Tracking 3D Tracer Migration: Non-stationary Conditioning of Resistivity Tomograms to Simulated Concentrations

To quantitatively use electrical resistance tomography (ERT) to estimate groundwater solute concentrations, a relation must exist between concentration and resistivity. Obtaining site-specific relations between geophysical and hydrogeologic state variables traditionally entails application of empirical petrophysical expressions to tomographic geophysical images, such as resistivity tomograms. In field applications, direct estimation of solute concentrations has been only moderately successful because (1) reconstructed tomograms are often highly uncertain and subject to inversion artifacts; (2) the range of subsurface conditions represented in data sets is incomplete due to the paucity of co-located well or core data and aquifer heterogeneity; and (3) geophysical methods exhibit spatially variable sensitivity.

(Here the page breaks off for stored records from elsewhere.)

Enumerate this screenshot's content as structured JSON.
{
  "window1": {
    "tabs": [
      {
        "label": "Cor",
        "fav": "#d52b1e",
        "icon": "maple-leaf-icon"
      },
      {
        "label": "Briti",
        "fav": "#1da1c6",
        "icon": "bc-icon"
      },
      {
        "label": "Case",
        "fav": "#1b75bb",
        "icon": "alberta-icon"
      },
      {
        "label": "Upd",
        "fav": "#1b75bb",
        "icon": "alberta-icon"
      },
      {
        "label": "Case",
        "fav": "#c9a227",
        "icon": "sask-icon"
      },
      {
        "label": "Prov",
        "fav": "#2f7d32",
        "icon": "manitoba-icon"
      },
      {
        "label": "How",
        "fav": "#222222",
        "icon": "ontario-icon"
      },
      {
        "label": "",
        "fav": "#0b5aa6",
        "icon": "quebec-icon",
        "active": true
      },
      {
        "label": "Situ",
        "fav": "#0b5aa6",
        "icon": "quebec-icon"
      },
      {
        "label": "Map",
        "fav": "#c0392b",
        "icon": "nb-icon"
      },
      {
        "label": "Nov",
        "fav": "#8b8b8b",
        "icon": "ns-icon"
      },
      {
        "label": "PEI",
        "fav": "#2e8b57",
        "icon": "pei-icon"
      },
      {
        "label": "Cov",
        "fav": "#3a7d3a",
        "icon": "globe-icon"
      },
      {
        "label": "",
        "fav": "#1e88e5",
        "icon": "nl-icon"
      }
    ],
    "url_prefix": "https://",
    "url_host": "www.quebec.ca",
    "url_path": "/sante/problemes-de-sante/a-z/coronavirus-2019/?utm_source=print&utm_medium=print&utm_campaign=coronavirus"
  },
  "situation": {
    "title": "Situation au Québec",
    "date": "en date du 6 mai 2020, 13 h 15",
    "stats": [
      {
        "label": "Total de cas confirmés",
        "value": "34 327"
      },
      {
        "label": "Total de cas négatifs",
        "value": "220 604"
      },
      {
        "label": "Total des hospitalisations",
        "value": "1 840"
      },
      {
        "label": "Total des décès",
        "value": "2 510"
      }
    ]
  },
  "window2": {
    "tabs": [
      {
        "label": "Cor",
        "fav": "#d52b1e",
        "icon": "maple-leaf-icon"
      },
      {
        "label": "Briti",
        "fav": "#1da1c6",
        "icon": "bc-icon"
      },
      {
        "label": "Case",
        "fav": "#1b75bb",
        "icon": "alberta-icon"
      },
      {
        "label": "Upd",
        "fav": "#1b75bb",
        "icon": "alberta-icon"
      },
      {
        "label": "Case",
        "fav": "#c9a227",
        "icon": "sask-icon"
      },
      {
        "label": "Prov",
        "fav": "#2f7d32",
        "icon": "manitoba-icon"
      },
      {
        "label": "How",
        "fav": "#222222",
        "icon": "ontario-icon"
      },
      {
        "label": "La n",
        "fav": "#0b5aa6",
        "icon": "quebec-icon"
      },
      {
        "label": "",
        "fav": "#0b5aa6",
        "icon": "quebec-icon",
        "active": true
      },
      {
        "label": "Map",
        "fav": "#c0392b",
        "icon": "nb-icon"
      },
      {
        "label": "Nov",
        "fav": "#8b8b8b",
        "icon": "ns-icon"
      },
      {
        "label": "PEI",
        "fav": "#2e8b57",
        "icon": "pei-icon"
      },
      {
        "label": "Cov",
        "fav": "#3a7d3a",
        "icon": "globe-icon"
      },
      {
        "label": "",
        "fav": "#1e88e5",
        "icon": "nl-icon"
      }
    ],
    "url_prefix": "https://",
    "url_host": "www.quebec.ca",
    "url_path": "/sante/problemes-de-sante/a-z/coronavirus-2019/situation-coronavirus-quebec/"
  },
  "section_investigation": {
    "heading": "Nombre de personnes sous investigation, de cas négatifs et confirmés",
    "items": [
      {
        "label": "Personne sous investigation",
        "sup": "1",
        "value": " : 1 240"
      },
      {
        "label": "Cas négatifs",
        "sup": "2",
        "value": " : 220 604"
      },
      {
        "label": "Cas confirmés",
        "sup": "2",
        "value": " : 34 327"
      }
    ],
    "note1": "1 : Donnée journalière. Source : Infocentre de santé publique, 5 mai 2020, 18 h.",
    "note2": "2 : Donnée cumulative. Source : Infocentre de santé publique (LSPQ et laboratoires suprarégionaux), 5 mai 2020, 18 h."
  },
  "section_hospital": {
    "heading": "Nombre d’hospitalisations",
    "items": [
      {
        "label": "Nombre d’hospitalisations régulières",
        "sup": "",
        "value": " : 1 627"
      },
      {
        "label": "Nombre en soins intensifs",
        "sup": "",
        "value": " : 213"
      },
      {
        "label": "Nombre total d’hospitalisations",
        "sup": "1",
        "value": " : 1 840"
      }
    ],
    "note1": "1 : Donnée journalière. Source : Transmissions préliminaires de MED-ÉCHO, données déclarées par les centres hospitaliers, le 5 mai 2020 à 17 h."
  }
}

We use numerical simulation of solute transport and electrical resistance processes to create local non-stationary relations between the resistivity and tracer concentration. These relations are applied to tomograms of electrical resistivity obtained from field measurements of resistance using cross-well ERT. Based on synthetic and field cases, we demonstrate that tracer mass and concentration estimates obtained using this non-stationary estimation approach are far better than those obtained using direct application of empirical petrophysical relations such as Archie's law; the application of petrophysical relations directly to inverted 3D ERT tomograms produces severe mass and concentration underestimates.